We call 2021 the year of nostalgia. It is not just a temporary trend. Brands such as Burger King have entirely redesigned their brand image to take it back to its beginnings. Tik Tok has experienced one of its most significant trends with “High School Musical.” Additionally, the return of the main characters of the iconic series “Friends” in a special that the HBO network premiered recently has catapulted the series again at the top of the list. The most awarded campaign in Spain in 2021 is based precisely on nostalgia by bringing back the flamenco artist Lola Flores.
Nostalgia in sports
We all need moments of comfort. We all need hope, and the world of sports is no exception, where it not only helps to remember historical moments and as a hallmark. A study conducted at the last football World Cup, suggested that not only nostalgia for past sporting times plays an important role, but also the experience of similar events, such as past World Cups. This can be applied by extension to any sporting event such as league matches, European championships, Olympics…

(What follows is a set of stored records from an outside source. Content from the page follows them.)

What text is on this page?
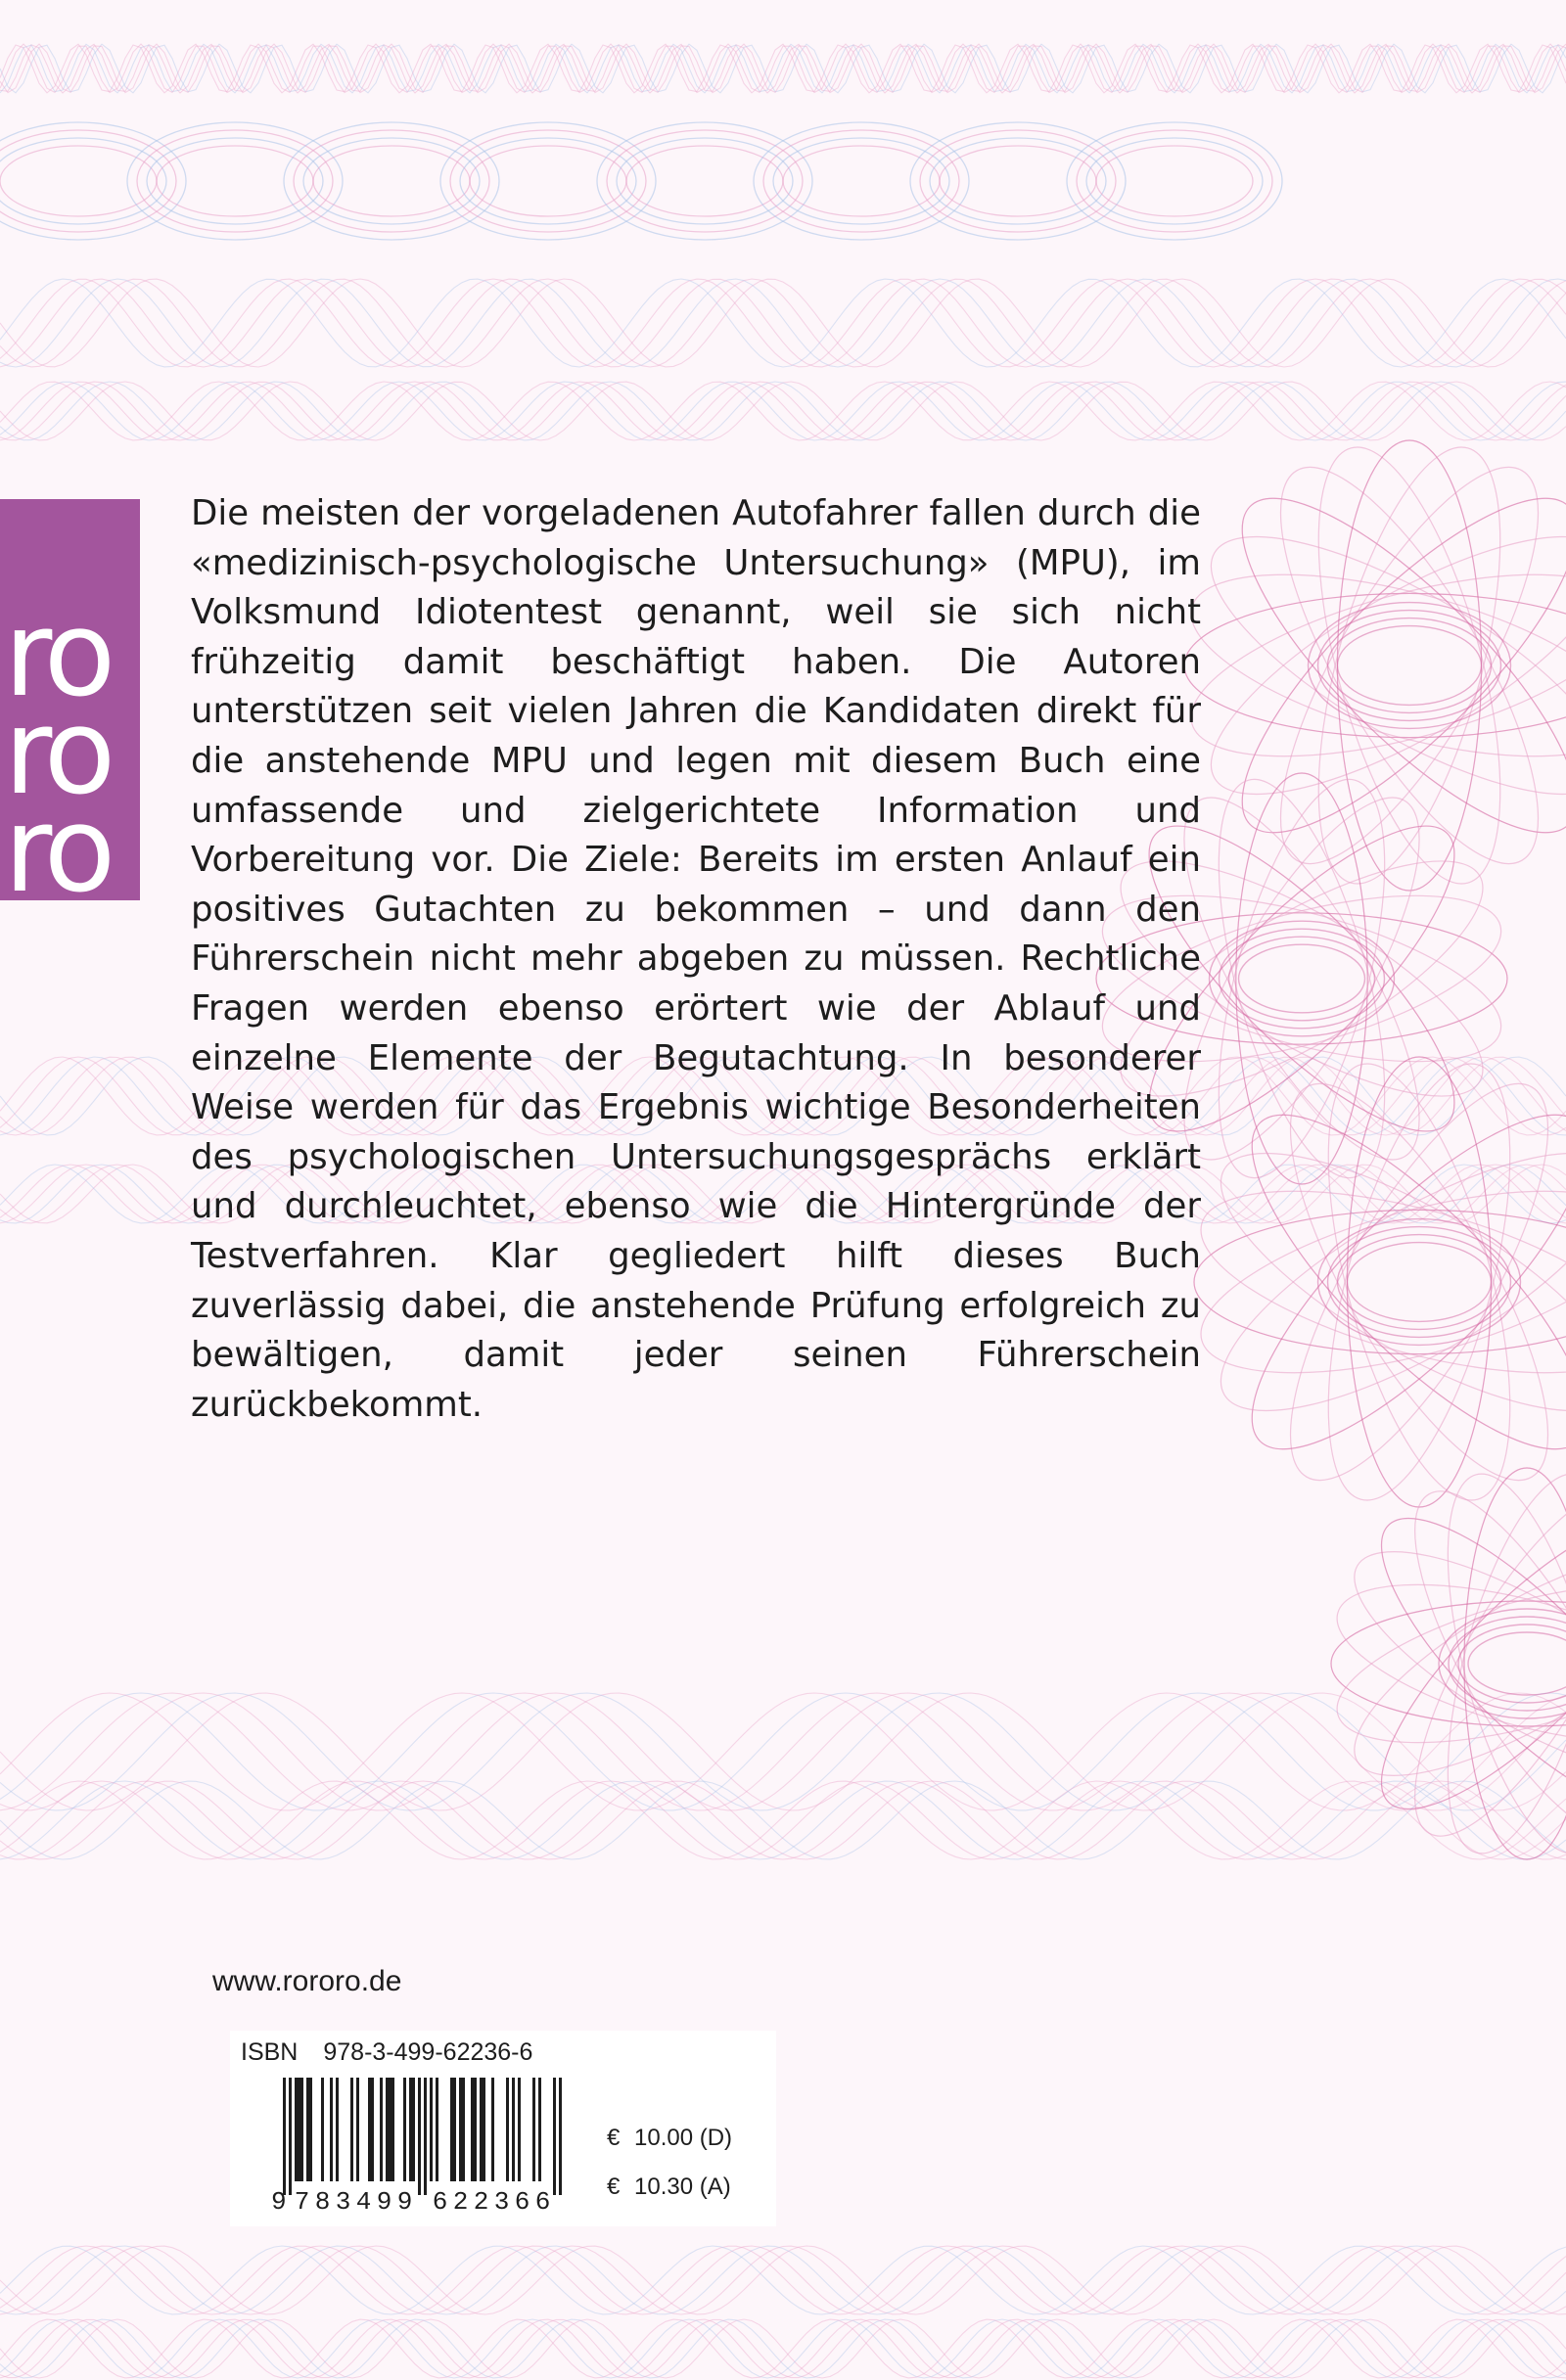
ro
ro
ro

Die meisten der vorgeladenen Autofahrer fallen durch die «medizinisch-psychologische Untersuchung» (MPU), im Volksmund Idiotentest genannt, weil sie sich nicht frühzeitig damit beschäftigt haben. Die Autoren unterstützen seit vielen Jahren die Kandidaten direkt für die anstehende MPU und legen mit diesem Buch eine umfassende und zielgerichtete Information und Vorbereitung vor. Die Ziele: Bereits im ersten Anlauf ein positives Gutachten zu bekommen – und dann den Führerschein nicht mehr abgeben zu müssen. Rechtliche Fragen werden ebenso erörtert wie der Ablauf und einzelne Elemente der Begutachtung. In besonderer Weise werden für das Ergebnis wichtige Besonderheiten des psychologischen Untersuchungsgesprächs erklärt und durchleuchtet, ebenso wie die Hintergründe der Testverfahren. Klar gegliedert hilft dieses Buch zuverlässig dabei, die anstehende Prüfung erfolgreich zu bewältigen, damit jeder seinen Führerschein zurückbekommt.

www.rororo.de
ISBN 978-3-499-62236-6
9 7 8 3 4 9 9 6 2 2 3 6 6
€ 10.00 (D)
€ 10.30 (A)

Our experience in the past influences our behavior in the present. According to the previously mentioned study, from experience, we understand the environment, socialization, personal identity, and national identity in the case of a world cup, a European championship, or the Olympics. As for the nation, our identity reflects in our region and our team.
Sport is, above all, an experience stored in our memory. Sounds, emotions, images, and smells can be reactivated through advertising campaigns or thanks to technology.
Recently, the popular football video game FIFA in its 2021 version has brought Kiyan Price back to life; a player tragically murdered 15 years ago while trying to stop a fight. Coaches, players, friends, and family trained an AI concept and made the miracle possible.
The world of sports rests on the foundations of nostalgia. It is about legends that gave us unforgettable times. Legends such as Magic Johnson, Michael Jordan, Johan Cruyff, Pelé, or Maradona. Icons such as Nadia Comaneci, Gervasio Deferr, or Miguel Induráin; the feeling of belonging to something bigger, give us identity beyond a few colors or a shield, it is so strong that it is beyond rivalry between fans. Nostalgia connects us.
It is in the essence of sports to constantly surpass yourself, break records, pulverize marks. The new generations are re-writing how we understand sports. However, we still need icons and memories to be placed on an altar that is constantly renewed generationally, but responds to the same emotional essence for thousands of years.